3

I am using Duckdb to insert data by Batch Insert

While using following code

conn.execute('INSERT INTO Main SELECT * FROM df')

I am getting following error

Invalid Input Error: Failed to cast value: Unimplemented type for cast (VARCHAR -> NULL)

I tried using

df.fillna('N/A')

to fill any null values to avoid the error but still I am getting the same error. How to fix this?

  • 1
    I ran into the same problem today. After some trial and error, I believe it is due to how DuckDB infers column types. I had though DuckDB would use the Pandas dtypes as help, but it appears DuckDB is independently inferring dtypes as if the dataframe were a .CSV file. This problem impacted a column for me that wasn't completely null but mostly null. When I used .fillna("null"), the error resolved. I also sorted the dataframe by the column with the issue and then loaded the data - no issues again.

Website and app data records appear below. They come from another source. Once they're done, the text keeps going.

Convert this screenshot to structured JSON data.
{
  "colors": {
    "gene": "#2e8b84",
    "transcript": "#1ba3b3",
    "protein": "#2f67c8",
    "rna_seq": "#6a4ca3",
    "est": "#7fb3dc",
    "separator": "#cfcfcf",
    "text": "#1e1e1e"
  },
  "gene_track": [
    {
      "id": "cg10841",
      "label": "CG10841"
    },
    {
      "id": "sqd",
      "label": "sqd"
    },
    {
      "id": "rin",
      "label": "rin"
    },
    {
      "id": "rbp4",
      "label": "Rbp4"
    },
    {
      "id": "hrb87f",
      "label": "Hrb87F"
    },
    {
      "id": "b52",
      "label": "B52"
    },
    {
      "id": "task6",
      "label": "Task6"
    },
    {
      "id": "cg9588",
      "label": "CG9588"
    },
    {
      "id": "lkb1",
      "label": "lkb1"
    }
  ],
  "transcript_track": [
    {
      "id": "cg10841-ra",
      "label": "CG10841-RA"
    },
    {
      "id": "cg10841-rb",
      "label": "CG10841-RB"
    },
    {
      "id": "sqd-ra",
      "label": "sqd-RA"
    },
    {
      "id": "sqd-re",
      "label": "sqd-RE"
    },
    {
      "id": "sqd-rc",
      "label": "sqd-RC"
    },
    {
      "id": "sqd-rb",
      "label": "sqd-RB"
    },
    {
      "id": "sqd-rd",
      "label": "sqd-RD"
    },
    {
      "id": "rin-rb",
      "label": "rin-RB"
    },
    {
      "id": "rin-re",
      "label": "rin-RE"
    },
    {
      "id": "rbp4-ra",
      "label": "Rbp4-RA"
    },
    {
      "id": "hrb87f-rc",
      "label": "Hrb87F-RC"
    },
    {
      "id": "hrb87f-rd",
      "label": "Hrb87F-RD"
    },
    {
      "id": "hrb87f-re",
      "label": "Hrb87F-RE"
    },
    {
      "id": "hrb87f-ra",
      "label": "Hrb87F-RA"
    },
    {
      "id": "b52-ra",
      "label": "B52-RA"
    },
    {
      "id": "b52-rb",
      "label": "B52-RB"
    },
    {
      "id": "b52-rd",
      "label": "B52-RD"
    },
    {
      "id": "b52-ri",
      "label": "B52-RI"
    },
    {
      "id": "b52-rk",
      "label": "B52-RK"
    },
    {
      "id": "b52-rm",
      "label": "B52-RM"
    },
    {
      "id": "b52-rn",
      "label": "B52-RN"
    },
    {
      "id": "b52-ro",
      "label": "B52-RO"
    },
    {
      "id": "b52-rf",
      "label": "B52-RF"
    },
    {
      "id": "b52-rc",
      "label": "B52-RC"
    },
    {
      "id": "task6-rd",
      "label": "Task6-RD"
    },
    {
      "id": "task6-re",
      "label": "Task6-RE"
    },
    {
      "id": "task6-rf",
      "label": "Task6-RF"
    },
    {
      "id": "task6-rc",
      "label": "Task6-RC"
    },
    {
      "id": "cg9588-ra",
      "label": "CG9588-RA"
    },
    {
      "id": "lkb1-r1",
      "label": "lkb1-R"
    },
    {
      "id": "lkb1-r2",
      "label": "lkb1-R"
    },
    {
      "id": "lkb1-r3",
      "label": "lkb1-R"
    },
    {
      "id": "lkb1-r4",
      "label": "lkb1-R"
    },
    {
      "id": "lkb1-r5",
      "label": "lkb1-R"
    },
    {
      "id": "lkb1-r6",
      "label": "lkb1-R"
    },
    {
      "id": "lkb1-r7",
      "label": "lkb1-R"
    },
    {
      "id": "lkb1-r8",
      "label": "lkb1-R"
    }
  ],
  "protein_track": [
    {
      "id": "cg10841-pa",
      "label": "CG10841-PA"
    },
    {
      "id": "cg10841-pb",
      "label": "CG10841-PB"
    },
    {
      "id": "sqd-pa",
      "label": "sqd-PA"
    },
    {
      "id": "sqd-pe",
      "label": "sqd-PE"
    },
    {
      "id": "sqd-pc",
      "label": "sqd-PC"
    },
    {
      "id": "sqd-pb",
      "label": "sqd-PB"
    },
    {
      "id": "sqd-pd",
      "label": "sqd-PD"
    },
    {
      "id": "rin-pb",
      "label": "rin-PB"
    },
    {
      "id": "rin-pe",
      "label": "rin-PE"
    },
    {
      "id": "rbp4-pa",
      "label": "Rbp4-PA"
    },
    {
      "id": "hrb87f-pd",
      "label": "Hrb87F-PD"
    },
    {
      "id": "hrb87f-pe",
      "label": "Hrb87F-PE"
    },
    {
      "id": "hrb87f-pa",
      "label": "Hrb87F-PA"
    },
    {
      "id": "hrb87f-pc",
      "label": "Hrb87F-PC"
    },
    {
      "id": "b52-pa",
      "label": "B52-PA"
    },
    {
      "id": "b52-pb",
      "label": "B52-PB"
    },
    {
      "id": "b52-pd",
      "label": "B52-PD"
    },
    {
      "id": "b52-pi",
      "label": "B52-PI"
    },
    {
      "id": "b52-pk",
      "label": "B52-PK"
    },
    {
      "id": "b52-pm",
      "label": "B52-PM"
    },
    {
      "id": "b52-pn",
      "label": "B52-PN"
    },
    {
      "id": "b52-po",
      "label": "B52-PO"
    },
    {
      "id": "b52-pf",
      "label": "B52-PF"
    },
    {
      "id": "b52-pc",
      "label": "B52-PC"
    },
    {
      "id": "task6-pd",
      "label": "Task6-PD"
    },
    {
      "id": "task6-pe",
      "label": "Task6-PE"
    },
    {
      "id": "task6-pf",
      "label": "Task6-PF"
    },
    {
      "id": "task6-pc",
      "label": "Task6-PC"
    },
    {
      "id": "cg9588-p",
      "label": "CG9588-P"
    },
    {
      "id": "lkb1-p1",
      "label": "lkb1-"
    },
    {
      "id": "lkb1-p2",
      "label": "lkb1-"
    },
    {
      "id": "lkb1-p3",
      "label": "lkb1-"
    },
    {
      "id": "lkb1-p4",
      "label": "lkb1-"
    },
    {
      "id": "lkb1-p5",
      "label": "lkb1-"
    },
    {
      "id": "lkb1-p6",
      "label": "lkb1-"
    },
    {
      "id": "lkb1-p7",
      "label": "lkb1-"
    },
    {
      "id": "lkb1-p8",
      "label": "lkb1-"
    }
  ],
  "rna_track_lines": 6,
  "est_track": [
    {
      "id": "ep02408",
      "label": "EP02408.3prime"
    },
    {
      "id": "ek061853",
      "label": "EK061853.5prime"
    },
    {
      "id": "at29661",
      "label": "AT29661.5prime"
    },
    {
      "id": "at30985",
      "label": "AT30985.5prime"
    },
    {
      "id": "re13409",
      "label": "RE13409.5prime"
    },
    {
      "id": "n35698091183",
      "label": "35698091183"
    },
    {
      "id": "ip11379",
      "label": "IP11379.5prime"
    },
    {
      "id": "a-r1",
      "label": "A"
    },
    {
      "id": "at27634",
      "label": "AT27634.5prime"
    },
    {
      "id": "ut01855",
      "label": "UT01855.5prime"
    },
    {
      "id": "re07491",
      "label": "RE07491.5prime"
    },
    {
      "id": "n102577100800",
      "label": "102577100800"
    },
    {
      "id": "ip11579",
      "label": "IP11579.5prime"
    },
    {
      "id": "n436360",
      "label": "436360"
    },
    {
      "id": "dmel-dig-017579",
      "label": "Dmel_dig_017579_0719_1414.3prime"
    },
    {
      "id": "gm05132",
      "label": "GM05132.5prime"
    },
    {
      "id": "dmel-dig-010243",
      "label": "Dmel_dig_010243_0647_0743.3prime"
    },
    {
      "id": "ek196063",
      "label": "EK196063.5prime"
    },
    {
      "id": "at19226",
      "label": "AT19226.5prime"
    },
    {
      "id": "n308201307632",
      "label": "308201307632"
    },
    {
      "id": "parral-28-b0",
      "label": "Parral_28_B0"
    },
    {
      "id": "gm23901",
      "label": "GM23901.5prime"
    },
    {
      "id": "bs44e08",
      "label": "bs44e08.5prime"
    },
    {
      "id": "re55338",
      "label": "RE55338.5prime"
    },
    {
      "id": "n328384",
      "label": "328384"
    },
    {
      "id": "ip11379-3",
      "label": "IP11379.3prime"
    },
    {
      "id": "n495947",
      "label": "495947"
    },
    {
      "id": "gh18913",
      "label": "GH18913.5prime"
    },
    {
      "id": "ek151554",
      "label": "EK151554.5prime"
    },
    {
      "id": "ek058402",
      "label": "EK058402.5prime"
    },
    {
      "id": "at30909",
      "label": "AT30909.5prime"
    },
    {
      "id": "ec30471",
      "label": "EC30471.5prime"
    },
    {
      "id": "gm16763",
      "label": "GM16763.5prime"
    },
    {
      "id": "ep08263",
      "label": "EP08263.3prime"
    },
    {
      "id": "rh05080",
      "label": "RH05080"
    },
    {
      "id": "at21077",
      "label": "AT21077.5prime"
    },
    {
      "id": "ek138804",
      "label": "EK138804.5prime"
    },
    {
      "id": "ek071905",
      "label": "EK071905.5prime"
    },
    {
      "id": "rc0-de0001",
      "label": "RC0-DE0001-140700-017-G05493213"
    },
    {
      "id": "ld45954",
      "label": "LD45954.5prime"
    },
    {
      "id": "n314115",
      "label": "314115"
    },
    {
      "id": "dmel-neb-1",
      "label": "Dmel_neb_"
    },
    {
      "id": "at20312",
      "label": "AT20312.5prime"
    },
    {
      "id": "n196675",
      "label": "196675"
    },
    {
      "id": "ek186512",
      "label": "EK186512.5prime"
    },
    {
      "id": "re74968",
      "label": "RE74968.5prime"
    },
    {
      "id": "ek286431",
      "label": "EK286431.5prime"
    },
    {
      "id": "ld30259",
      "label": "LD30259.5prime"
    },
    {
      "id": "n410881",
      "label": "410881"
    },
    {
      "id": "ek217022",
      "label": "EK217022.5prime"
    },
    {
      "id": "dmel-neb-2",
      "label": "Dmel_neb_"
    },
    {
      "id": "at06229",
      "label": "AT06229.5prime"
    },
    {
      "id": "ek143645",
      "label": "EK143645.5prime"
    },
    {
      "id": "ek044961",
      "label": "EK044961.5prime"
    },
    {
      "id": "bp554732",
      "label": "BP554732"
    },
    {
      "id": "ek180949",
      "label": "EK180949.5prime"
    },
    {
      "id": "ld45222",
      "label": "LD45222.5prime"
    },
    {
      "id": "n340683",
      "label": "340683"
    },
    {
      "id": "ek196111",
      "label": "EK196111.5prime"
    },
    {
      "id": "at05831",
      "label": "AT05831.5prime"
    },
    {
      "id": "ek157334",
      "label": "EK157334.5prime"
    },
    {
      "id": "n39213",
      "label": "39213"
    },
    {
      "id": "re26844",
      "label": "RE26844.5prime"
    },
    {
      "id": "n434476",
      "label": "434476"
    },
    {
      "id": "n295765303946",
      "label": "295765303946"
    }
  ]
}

I hope this helps. – Jeff D. White Feb 23 '23 at 21:32

1 Answers1

10

From the docs: By default, DuckDB reads the first 100 lines of a dataframe to determine the data type for Pandas "object" columns. If those 100 lines are null, it might guess the wrong type.

Override this behavior with:

# example setting the sample size to 100000
duckdb.default_connection.execute("SET GLOBAL pandas_analyze_sample=100000")

If using a named connection, replace duckdb.default_connection with your specific DuckDB connection variable.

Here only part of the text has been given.